Monday, August 1, 2016

Histograms and State Polls

The model has moved a little towards Clinton, largely driven by a couple of good national polls and one showing her +9 in Pennsylvania.


I haven't found a good way to put this up on the left with the other data viz, so for now I'll just post it. There's a column for every single number of electors votes. There's one column for 268, one for 269, for 270, etc. The height of each column indicates how likely that particular outcome is.

State Polls
Reading the methodologies of other election models, it sounds like it's fairly common to use LOESS smoothing to calculate a poll average. There's a good explanation of LOESS in this article, but basically it's a way to draw a weighted average line through data over time.
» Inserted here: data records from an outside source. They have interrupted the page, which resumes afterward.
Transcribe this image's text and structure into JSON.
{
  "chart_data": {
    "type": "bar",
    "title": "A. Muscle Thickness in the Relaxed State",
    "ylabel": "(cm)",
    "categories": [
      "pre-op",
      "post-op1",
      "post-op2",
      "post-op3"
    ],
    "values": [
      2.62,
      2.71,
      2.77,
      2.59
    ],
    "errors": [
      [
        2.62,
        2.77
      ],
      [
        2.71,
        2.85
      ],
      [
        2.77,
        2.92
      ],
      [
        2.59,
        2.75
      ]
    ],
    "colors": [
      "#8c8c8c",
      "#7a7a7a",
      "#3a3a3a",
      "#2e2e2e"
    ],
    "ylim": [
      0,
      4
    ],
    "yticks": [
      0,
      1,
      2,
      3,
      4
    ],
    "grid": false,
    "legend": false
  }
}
I aggregate polls in a slightly different way. Every poll at its heart is simply a bunch of people indicating a preference for one candidate or another. My methodology at its simplest is to add up what they said. I only use polls from RCP to minimize the risk of bias in poll selection, since as a Clinton voter, I might be more inclined to notice polls that are good for her.

It's not quite that simple, but it's close. Before I add them, I adjust the poll for in-house biases using 538's pollster ratings, and I discount polls by age. It works like this:

  1. Adjust raw outcome of a poll to adjust for bias. For example, if the in-house bias is R+2, I would adjust by taking one point from Trump and adding it to Clinton.
  2. Multiply the adjusted poll percentage by the sample size to get implied votes. In a poll of sample size 1000, where Clinton got 45%, that would translate to 450 implied votes.
  3. Reduce the implied votes based on the poll's age.
At the end of this process, I've turned a bunch of polls into a single Big Poll, that can then be used* in other math, like using a logistic function to figure out how likely that Big Poll correctly predicts the winner.
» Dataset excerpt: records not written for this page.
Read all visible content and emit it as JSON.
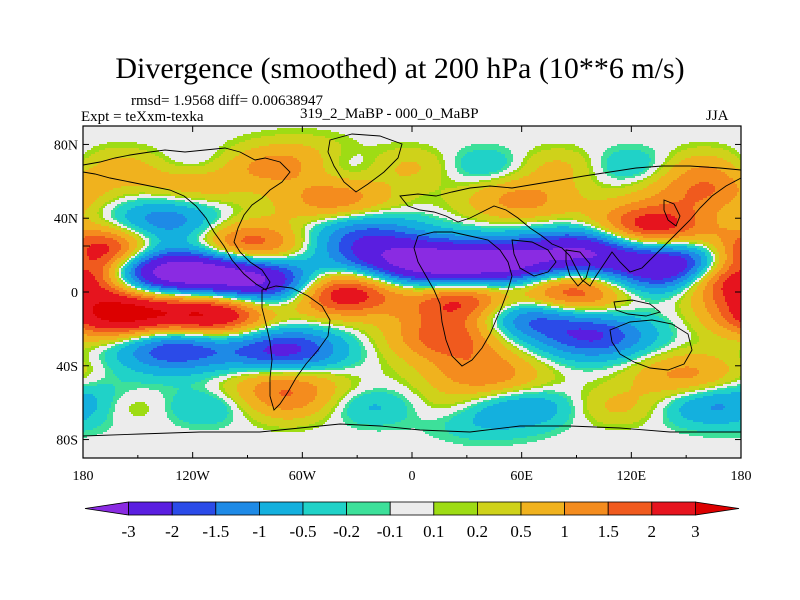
{
  "chart_data": {
    "type": "heatmap",
    "title": "Divergence (smoothed) at 200 hPa (10**6 m/s)",
    "stats": "rmsd= 1.9568 diff= 0.00638947",
    "experiment": "Expt = teXxm-texka",
    "cases": "319_2_MaBP - 000_0_MaBP",
    "season": "JJA",
    "x_range": [
      -180,
      180
    ],
    "y_range": [
      -90,
      90
    ],
    "x_ticks": [
      {
        "value": -180,
        "label": "180"
      },
      {
        "value": -120,
        "label": "120W"
      },
      {
        "value": -60,
        "label": "60W"
      },
      {
        "value": 0,
        "label": "0"
      },
      {
        "value": 60,
        "label": "60E"
      },
      {
        "value": 120,
        "label": "120E"
      },
      {
        "value": 180,
        "label": "180"
      }
    ],
    "y_ticks": [
      {
        "value": 80,
        "label": "80N"
      },
      {
        "value": 40,
        "label": "40N"
      },
      {
        "value": 0,
        "label": "0"
      },
      {
        "value": -40,
        "label": "40S"
      },
      {
        "value": -80,
        "label": "80S"
      }
    ],
    "contour_levels": [
      -3,
      -2,
      -1.5,
      -1,
      -0.5,
      -0.2,
      -0.1,
      0.1,
      0.2,
      0.5,
      1,
      1.5,
      2,
      3
    ],
    "level_labels": [
      "-3",
      "-2",
      "-1.5",
      "-1",
      "-0.5",
      "-0.2",
      "-0.1",
      "0.1",
      "0.2",
      "0.5",
      "1",
      "1.5",
      "2",
      "3"
    ],
    "colors": [
      "#8a2be2",
      "#5a1ee0",
      "#2b4be8",
      "#1e8ae6",
      "#14b0de",
      "#20d2c8",
      "#3de09a",
      "#ececec",
      "#9edc14",
      "#cfd21a",
      "#f0b21e",
      "#f48c1e",
      "#f05a1e",
      "#e6141e",
      "#dc0000"
    ],
    "features": [
      {
        "lon": -145,
        "lat": 12,
        "amp": -3.2
      },
      {
        "lon": -110,
        "lat": 10,
        "amp": -3.0
      },
      {
        "lon": -75,
        "lat": 5,
        "amp": -2.8
      },
      {
        "lon": -135,
        "lat": 38,
        "amp": -1.5
      },
      {
        "lon": 10,
        "lat": 15,
        "amp": -3.0
      },
      {
        "lon": 50,
        "lat": 15,
        "amp": -3.2
      },
      {
        "lon": 95,
        "lat": 22,
        "amp": -3.0
      },
      {
        "lon": 140,
        "lat": 12,
        "amp": -2.8
      },
      {
        "lon": 165,
        "lat": 18,
        "amp": -2.0
      },
      {
        "lon": -70,
        "lat": -32,
        "amp": -2.4
      },
      {
        "lon": -130,
        "lat": -30,
        "amp": -2.2
      },
      {
        "lon": 60,
        "lat": -12,
        "amp": -2.2
      },
      {
        "lon": 100,
        "lat": -24,
        "amp": -2.0
      },
      {
        "lon": -30,
        "lat": 35,
        "amp": -1.4
      },
      {
        "lon": -170,
        "lat": 22,
        "amp": 3.4
      },
      {
        "lon": -160,
        "lat": -12,
        "amp": 3.4
      },
      {
        "lon": -110,
        "lat": -12,
        "amp": 3.2
      },
      {
        "lon": -90,
        "lat": 25,
        "amp": 2.2
      },
      {
        "lon": -40,
        "lat": 0,
        "amp": 3.0
      },
      {
        "lon": 30,
        "lat": -5,
        "amp": 2.6
      },
      {
        "lon": 85,
        "lat": 0,
        "amp": 2.4
      },
      {
        "lon": 130,
        "lat": 35,
        "amp": 2.6
      },
      {
        "lon": 175,
        "lat": 8,
        "amp": 3.4
      },
      {
        "lon": -70,
        "lat": -50,
        "amp": 1.5
      },
      {
        "lon": 40,
        "lat": -45,
        "amp": 1.4
      },
      {
        "lon": 150,
        "lat": -45,
        "amp": 1.2
      },
      {
        "lon": -40,
        "lat": 48,
        "amp": 1.6
      },
      {
        "lon": 60,
        "lat": 50,
        "amp": 1.2
      },
      {
        "lon": 160,
        "lat": 55,
        "amp": 1.4
      },
      {
        "lon": -120,
        "lat": 60,
        "amp": 1.0
      },
      {
        "lon": 20,
        "lat": -25,
        "amp": 1.8
      },
      {
        "lon": -20,
        "lat": 20,
        "amp": -1.6
      },
      {
        "lon": 180,
        "lat": -60,
        "amp": -0.9
      },
      {
        "lon": 40,
        "lat": -65,
        "amp": -0.9
      },
      {
        "lon": -60,
        "lat": 70,
        "amp": 0.9
      }
    ]
  }
}
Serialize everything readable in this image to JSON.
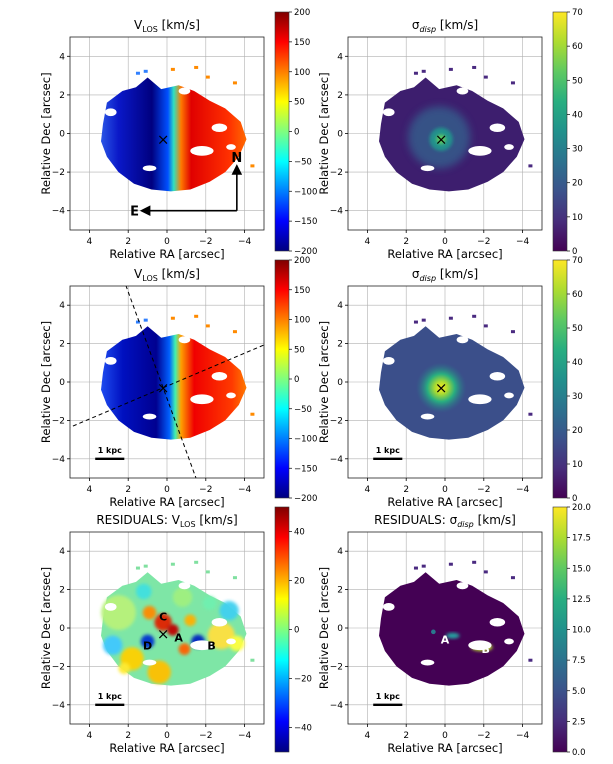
{
  "figure": {
    "x_label": "Relative RA [arcsec]",
    "y_label": "Relative Dec [arcsec]",
    "x_ticks": [
      "4",
      "2",
      "0",
      "−2",
      "−4"
    ],
    "y_ticks": [
      "4",
      "2",
      "0",
      "−2",
      "−4"
    ],
    "scale_bar_label": "1 kpc",
    "compass": {
      "north": "N",
      "east": "E"
    },
    "center_marker": "×",
    "colormaps": {
      "velocity": "jet",
      "dispersion": "viridis"
    }
  },
  "chart_data": [
    {
      "type": "heatmap",
      "id": "observed-velocity",
      "title": "V_LOS [km/s]",
      "title_main": "V",
      "title_sub": "LOS",
      "title_unit": " [km/s]",
      "xlabel": "Relative RA [arcsec]",
      "ylabel": "Relative Dec [arcsec]",
      "xlim": [
        5,
        -5
      ],
      "ylim": [
        -5,
        5
      ],
      "colorbar": {
        "range": [
          -200,
          200
        ],
        "ticks": [
          "200",
          "150",
          "100",
          "50",
          "0",
          "−50",
          "−100",
          "−150",
          "−200"
        ]
      },
      "center": [
        0.2,
        -0.3
      ],
      "compass": true,
      "scale_bar": false,
      "pa_lines": false
    },
    {
      "type": "heatmap",
      "id": "observed-dispersion",
      "title": "σ_disp [km/s]",
      "title_main": "σ",
      "title_sub": "disp",
      "title_unit": " [km/s]",
      "xlabel": "Relative RA [arcsec]",
      "ylabel": "Relative Dec [arcsec]",
      "xlim": [
        5,
        -5
      ],
      "ylim": [
        -5,
        5
      ],
      "colorbar": {
        "range": [
          0,
          70
        ],
        "ticks": [
          "70",
          "60",
          "50",
          "40",
          "30",
          "20",
          "10",
          "0"
        ]
      },
      "center": [
        0.2,
        -0.3
      ]
    },
    {
      "type": "heatmap",
      "id": "model-velocity",
      "title": "V_LOS [km/s]",
      "title_main": "V",
      "title_sub": "LOS",
      "title_unit": " [km/s]",
      "xlabel": "Relative RA [arcsec]",
      "ylabel": "Relative Dec [arcsec]",
      "xlim": [
        5,
        -5
      ],
      "ylim": [
        -5,
        5
      ],
      "colorbar": {
        "range": [
          -200,
          200
        ],
        "ticks": [
          "200",
          "150",
          "100",
          "50",
          "0",
          "−50",
          "−100",
          "−150",
          "−200"
        ]
      },
      "center": [
        0.2,
        -0.3
      ],
      "scale_bar": true,
      "pa_lines": true
    },
    {
      "type": "heatmap",
      "id": "model-dispersion",
      "title": "σ_disp [km/s]",
      "title_main": "σ",
      "title_sub": "disp",
      "title_unit": " [km/s]",
      "xlabel": "Relative RA [arcsec]",
      "ylabel": "Relative Dec [arcsec]",
      "xlim": [
        5,
        -5
      ],
      "ylim": [
        -5,
        5
      ],
      "colorbar": {
        "range": [
          0,
          70
        ],
        "ticks": [
          "70",
          "60",
          "50",
          "40",
          "30",
          "20",
          "10",
          "0"
        ]
      },
      "center": [
        0.2,
        -0.3
      ],
      "scale_bar": true
    },
    {
      "type": "heatmap",
      "id": "residual-velocity",
      "title": "RESIDUALS: V_LOS [km/s]",
      "title_main": "RESIDUALS: V",
      "title_sub": "LOS",
      "title_unit": " [km/s]",
      "xlabel": "Relative RA [arcsec]",
      "ylabel": "Relative Dec [arcsec]",
      "xlim": [
        5,
        -5
      ],
      "ylim": [
        -5,
        5
      ],
      "colorbar": {
        "range": [
          -50,
          50
        ],
        "ticks": [
          "40",
          "20",
          "0",
          "−20",
          "−40"
        ]
      },
      "center": [
        0.2,
        -0.3
      ],
      "scale_bar": true,
      "annotations": [
        {
          "label": "C",
          "x": 0.2,
          "y": 0.6
        },
        {
          "label": "A",
          "x": -0.6,
          "y": -0.5
        },
        {
          "label": "B",
          "x": -2.3,
          "y": -0.9
        },
        {
          "label": "D",
          "x": 1.0,
          "y": -0.9
        }
      ]
    },
    {
      "type": "heatmap",
      "id": "residual-dispersion",
      "title": "RESIDUALS: σ_disp [km/s]",
      "title_main": "RESIDUALS: σ",
      "title_sub": "disp",
      "title_unit": " [km/s]",
      "xlabel": "Relative RA [arcsec]",
      "ylabel": "Relative Dec [arcsec]",
      "xlim": [
        5,
        -5
      ],
      "ylim": [
        -5,
        5
      ],
      "colorbar": {
        "range": [
          0,
          20
        ],
        "ticks": [
          "20.0",
          "17.5",
          "15.0",
          "12.5",
          "10.0",
          "7.5",
          "5.0",
          "2.5",
          "0.0"
        ]
      },
      "scale_bar": true,
      "annotations": [
        {
          "label": "A",
          "x": 0.0,
          "y": -0.6
        },
        {
          "label": "B",
          "x": -2.1,
          "y": -1.1
        }
      ]
    }
  ]
}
Below is an example of what I'm talking about (a handful points if you can guess which state - should be easy). Polls are adjusted for bias, then turned into implied votes based on polling age, and then added up!

*after adjusting for national polls


  1. Do you buy the argument that Trump does not have a path to victory without Pennsylvania?

    1. I mean, he's got a path without PA, it's a tough one though. I just ran a sim and calculated this: Trump has a 69% chance to win if he wins PA, and a 9% chance to win if he doesn't.

  2. I'm guessing your example is from Kansas since that is where Ft. Hays State is.

    1. Good guess, but it's Kansas's neighbor to the east (Missouri)